Formal betrachtet unterscheiden sich Vance Schilderungen seiner Kindheit streckenweise kaum von der Kindheit, die Annie Ernaux in „La Honte“ beschreibt. Schlechter Umgang mit Geld, Unsicherheit über die eigene soziale Rolle und Position, Gewalt gegen Frauen, Alkohol, Drogen – letztlich das normale Leben, dem junge Menschen ausgesetzt sind, die sich noch nicht entschlossen haben, wo sie sich anschließen. Vance hatte die Chance auf eine sichere und weitgehend selbstbestimmte Karriere, auch ohne Bestseller und Politik wäre er heute gut verdienender Jurist. Ernaux beschreibt dagegen Scham als prägendes Gefühl ihrer eigenen Herkunft gegenüber.

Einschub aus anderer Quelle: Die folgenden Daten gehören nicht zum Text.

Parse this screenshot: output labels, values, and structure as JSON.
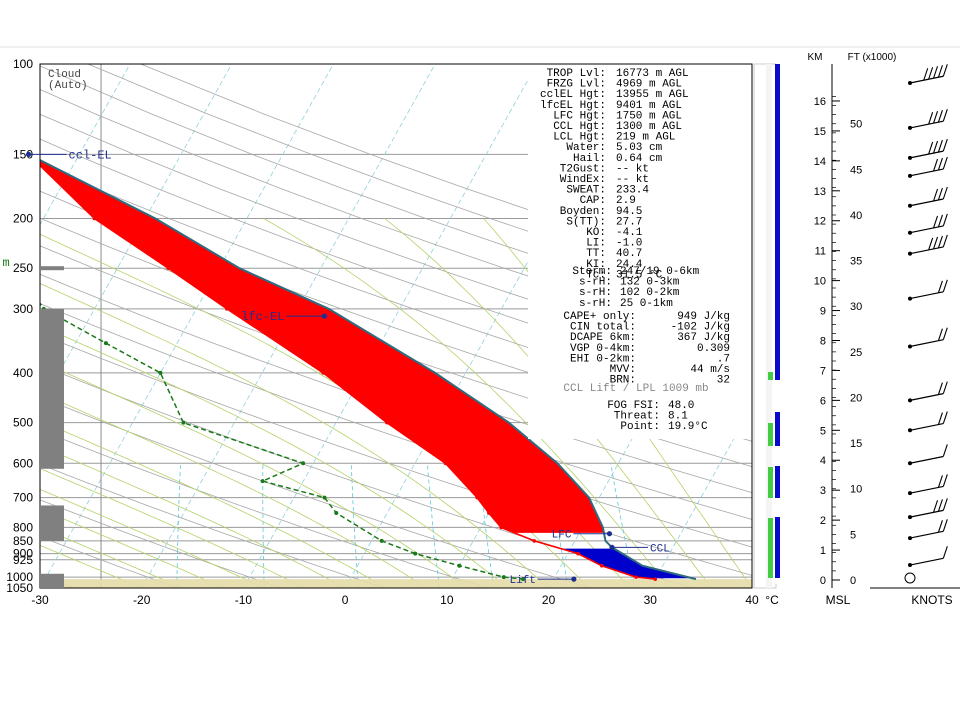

Man darf dabei auch fragen, ob das, aus der Tastatur einer sehr erfolgreichen Autorin, etwas kokett ist. Ähnliches kann man natürlich auch bei Vance fragen, denn die Armut seiner Protagonisten ist oft ein schlichtes Konsumproblem. Wer will, kann darin von Ausbeutung lesen, wer es anders lesen will, liest hier vom Konsum der Ausgebeuteten als stärkstem Motor der Ausbeutung.
Vances und Ernauxs Bücher sind alte Texte. Sie beschreiben Vergangenheit und Utopien, sie handeln von einer Zeit, in der Dinge besser wurden. Sinclair Lewis’ Text lebt von zeitloser Scheinaktualität, in der sich dankbar viele vermeintliche Gegenwarts- und Zukunftsbezüge finden lassen. Navalnys Text ist dokumentarisch, und er ist in all der realen Trostlosigkeit, die sich hinter der fröhlichen Sprache und dem Mut nicht verstecken kann, der eigentlich relevante Text unserer Zeit. Es wäre auch zu kurz gegriffen, „Patriot“ nur als russische Geschichte zu lesen, sich – mit Lewis’ Titel – zu denken: „Das ist bei uns nicht möglich“. Der Streit um das Sagbare wird uns auch in Europa in den nächsten Jahren beschäftigen, unter der Flagge der wenig wahrheitsorientierten Rede- und Meinungsfreiheit werden politische Problemdiagnosen zurückgedrängt. Ein Konzert von vorgeblich kritischen Zustimmern übertönt Dissens und Dissidenz, leere Floskeln von Freiheit (egal ob von Rassisten, Impfschwurblern oder papieren-libertären “Ökonomen”) formen die Marschmusik, die vielleicht nicht gleich in Straflager führt, aber es normal erscheinen lässt, wenn Politiker von Fahndungslisten und Säuberungen schwadronieren und ihre Macht auf Lüge aufbauen. Letzteres haben Putin, Trump, AfD und FPÖ gemeinsam.
Über Navalnys Buch wird schon wieder, so kurz nach seinem Erscheinen, viel zu wenig geredet.